Recently, my wife’s Clevo M860TU laptop suffered a GPU failure. Over our last few Borderlands 2 sessions, it would randomly crash more and more frequently, until any sort of activity requiring 3D acceleration refused to work for more than a few seconds. The temperatures as measured by GPU-Z looked fine (all our computers get their heatsinks and fans cleaned regularly), so it looked very much like the GPU itself was starting to fail. A few days later, it failed completely, with the screen staying permanently blank.
The original GPU in it was an Nvidia GTX260M. These proved near impossible to come by in MXM III-HE form factor. Every once in a while a suitable GTX280M would turn up on eBay, but the prices were quite ludicrous (and consequently they would never sell, either). Interestingly, Nvidia Quadro FX 3700M MXM III-HE modules seem to be fairly abundant and reasonably priced. This is interesting considering that they cost several times more than the GTX280M new. Their spec (128 shaders, 75W TDP) is identical.
The GTX260M has 112 shaders and a lower TDP of 65W, so the cooling was going to be put under increased strain (especially since I decided to upgrade it from a dual core to a quad core CPU at the same time – more on that later). Having fitted it all (it is a straight drop-in replacement, but make sure you use shims and fresh thermal pads for the RAM if required to ensure proper thermal contact with the heatsink plate), I ran some stress tests.

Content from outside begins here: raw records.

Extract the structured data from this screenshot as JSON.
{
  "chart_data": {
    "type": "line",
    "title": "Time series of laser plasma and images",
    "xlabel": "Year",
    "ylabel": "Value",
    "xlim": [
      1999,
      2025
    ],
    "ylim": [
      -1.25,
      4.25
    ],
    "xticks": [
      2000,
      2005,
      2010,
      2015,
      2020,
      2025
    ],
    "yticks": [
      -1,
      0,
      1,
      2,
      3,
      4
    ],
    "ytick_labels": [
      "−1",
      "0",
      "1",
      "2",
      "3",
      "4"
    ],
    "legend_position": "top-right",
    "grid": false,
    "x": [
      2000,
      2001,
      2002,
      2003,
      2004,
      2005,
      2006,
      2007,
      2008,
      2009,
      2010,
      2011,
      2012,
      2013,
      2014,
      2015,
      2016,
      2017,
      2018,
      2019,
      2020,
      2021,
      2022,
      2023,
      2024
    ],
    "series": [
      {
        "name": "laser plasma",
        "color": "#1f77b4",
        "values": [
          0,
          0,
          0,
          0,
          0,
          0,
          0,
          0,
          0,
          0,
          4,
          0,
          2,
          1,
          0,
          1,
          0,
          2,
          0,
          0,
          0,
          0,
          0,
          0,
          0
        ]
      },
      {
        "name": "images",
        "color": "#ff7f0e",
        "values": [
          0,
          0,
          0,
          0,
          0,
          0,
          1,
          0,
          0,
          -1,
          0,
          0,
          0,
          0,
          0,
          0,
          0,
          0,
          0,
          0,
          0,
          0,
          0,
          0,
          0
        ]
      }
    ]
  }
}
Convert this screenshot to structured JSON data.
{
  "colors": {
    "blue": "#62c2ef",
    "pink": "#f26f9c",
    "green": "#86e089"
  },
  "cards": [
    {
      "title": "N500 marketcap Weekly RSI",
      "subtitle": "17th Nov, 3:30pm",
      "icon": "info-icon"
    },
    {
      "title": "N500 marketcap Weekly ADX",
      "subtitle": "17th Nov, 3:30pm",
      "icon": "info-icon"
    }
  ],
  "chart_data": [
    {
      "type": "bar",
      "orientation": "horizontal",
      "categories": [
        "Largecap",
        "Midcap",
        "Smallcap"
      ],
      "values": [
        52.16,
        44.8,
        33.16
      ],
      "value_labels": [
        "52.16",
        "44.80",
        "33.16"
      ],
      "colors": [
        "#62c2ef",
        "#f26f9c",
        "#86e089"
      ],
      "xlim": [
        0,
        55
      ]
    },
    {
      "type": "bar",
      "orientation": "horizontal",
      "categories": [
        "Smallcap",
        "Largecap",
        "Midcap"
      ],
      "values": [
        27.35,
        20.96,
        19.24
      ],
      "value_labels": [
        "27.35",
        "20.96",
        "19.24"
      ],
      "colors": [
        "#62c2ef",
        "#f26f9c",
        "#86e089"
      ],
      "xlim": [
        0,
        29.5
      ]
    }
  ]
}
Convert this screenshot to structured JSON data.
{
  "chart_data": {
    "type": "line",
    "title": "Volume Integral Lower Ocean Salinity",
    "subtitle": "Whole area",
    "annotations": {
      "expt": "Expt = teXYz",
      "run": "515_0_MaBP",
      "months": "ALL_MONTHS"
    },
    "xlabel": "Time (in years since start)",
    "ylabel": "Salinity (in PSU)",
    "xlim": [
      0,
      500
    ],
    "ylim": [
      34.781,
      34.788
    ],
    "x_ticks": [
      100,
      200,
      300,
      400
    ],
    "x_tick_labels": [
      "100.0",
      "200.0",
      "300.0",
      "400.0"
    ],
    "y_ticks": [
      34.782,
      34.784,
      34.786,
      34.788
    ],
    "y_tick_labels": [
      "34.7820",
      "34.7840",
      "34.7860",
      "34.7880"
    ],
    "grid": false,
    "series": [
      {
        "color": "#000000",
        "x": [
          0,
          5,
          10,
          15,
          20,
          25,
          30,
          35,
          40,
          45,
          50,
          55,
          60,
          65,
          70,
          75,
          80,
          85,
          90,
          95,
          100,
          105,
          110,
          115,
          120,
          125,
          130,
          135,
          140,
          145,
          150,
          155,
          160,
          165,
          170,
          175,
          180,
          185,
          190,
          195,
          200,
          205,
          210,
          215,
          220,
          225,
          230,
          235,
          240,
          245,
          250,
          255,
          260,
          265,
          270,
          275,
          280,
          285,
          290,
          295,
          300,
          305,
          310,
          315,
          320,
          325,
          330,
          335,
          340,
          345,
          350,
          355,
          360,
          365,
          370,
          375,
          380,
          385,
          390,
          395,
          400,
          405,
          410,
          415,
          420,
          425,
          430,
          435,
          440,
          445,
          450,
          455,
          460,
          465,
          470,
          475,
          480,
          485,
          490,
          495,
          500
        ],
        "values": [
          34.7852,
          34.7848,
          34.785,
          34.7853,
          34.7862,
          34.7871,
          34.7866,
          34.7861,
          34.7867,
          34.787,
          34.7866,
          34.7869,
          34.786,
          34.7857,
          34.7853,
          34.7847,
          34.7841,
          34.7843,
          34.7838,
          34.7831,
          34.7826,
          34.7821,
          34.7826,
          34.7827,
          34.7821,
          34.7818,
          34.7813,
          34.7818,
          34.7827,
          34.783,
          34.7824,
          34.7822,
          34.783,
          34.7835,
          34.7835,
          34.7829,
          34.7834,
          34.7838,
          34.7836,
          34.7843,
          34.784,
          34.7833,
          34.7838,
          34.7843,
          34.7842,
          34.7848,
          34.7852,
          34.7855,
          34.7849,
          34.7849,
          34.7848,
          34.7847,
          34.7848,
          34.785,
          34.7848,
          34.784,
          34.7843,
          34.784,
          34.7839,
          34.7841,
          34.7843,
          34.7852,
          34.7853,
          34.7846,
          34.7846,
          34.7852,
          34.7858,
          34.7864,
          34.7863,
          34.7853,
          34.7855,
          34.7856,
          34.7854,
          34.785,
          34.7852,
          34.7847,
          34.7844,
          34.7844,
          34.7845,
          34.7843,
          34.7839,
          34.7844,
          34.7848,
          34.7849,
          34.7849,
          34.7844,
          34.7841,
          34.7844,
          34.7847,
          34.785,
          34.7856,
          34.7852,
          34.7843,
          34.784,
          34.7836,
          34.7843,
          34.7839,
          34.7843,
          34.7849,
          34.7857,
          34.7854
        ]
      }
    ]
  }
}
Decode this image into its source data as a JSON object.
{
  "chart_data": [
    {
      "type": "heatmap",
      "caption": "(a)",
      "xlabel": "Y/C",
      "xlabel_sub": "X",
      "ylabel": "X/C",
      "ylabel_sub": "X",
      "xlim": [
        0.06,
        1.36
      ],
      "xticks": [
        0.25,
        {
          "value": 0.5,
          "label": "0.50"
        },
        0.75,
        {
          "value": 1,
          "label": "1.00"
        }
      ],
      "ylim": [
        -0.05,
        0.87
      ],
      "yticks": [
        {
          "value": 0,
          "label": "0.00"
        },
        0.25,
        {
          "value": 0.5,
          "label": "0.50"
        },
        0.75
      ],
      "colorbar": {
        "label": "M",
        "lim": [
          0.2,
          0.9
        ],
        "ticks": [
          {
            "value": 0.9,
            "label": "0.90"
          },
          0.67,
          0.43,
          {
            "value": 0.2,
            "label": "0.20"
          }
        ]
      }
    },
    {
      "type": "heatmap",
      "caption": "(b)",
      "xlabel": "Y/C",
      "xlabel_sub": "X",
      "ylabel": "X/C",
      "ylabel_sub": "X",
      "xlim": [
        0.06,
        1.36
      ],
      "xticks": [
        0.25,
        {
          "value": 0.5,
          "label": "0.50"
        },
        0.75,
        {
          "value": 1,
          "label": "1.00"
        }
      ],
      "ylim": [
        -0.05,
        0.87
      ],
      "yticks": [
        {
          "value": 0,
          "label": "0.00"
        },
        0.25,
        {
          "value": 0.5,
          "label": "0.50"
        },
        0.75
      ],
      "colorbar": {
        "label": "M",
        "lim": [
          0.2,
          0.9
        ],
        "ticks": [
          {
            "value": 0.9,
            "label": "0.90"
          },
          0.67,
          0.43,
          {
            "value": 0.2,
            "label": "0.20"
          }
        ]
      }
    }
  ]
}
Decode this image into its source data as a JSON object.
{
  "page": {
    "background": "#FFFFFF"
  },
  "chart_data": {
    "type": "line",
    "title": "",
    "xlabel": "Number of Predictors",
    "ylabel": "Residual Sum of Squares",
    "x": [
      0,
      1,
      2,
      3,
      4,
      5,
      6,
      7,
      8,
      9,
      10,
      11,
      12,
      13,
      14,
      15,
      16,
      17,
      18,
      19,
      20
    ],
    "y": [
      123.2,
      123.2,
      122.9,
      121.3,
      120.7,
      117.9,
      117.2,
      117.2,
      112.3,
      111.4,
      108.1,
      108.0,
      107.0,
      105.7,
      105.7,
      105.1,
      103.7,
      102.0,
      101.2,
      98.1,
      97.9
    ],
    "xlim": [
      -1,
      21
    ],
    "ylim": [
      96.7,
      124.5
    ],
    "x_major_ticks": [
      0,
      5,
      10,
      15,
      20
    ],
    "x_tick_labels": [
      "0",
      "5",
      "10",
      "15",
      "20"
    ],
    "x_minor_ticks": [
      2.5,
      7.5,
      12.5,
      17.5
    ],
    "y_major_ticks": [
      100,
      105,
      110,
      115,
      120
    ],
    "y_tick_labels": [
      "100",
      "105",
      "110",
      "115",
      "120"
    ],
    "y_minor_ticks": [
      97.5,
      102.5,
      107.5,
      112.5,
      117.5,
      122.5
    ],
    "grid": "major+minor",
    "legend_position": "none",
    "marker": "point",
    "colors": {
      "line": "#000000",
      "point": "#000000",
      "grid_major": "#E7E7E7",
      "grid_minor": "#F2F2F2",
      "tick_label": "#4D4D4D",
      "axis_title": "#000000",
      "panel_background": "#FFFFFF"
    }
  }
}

Within 10 minutes of OCCT GPU test, it hit 97C, and started throttling and producing errors. I don’t remember what temperatures the GTX260M was reaching before, but I am quite certain it was not this high. I had to find a way to reduce the heat production of the GPU. Given the cooling constraints in a laptop, even a well designed one like the Clevo M860TU, the only way to reduce the heat was by reducing either the clock speed or the voltage – or both. Since the heat produced by a circuit is proportional to the multiple of the clock speed and the square of the voltage, reducing the voltage has a much bigger effect than reducing the clock speeds. Of course, reducing the voltage necessitates a reduction in clock speed to maintain stability. The only way to do this on an Nvidia GPU is by modifying the BIOS. Thankfully, the tools for doing so are readily available:
After some experimentation, it wasn’t difficult to find the optimal setting given the cooling constraints. The original settings were:
- Core: 550MHz
- Memory: 799MHz (1598MHz DDR)
- Voltage: 1.03V (Extra)
- Temperature: Throttles at 97C and gets unstable (OCCT GPU test)
- FPS: ~17
The settings I found that provided 100% stability and reduced the temperatures down to a reasonable level are as follows:
- Core: 475MHz
- Shaders: 1250MHz
- Memory: 799MHz (1598MHz DDR)
- Voltage: 0.95V (Extra)
- Temperature: 82C peak (OCCT GPU test)
- FPS: ~16
The temperature drop is very significant, but the performance reduction is relatively minimal. It is worth noting that OCCT is specifically designed to produce maximum heat load. Playing Borderlands 2 and Crysis with all the settings set to maximum at 1920×1200 resulted in peak temperatures around 10C lower than the OCCT test.
While I had the laptop open I figured this would be a good time to upgrade the CPU as well. Not that I think that the 2.67Hz P9600 Core2 was underpowered, but with the 2.26GHz Q9100 quad core Core2s being quite cheap these days, it seemed like a good idea. And considering that when overclocking the M860TU from 1066 to 1333FSB I had to reduce the multiplier on the P9600 (not that there was often any need for this), the Q9100’s lower multiplier seemed like a promising overall upgrade. The downside, of course, was that the Q9100 is rated to a TDP of 45W compared to P9600’s 25W. Given the heatsink on the Clevo M860TU is shared between the CPU and the GPU, this no doubt didn’t help the temperatures observed under OCCT stress testing. Something could be done about this, too, though.
Enter RMClock – a fantastic utility for tweaking VIDs to achieve undervolting on x86 CPUs at above minimum clock speed. Intel Enhanced SpeedStep reduces both the clock speed and the voltage when applying power management. The voltage VID and clock multipliers are overrideable (within the minimum and maximum for both hard-set in the CPU), which means that in theory, with a very good CPU, we could run the maximum multiplier and minimum VID to reduce power saving. In most cases, of course, this would result in instability. But, it turns out, my Q9100 was stable under several hours of OCCT testing at minimum VID (1.05V) at top multiplier (nominal VID 1.275V). This resulted in a 10C drop in peak OCCT CPU load tests, and a 6C drop in peak OCCT GPU load tests (down to 76C from 82C peak).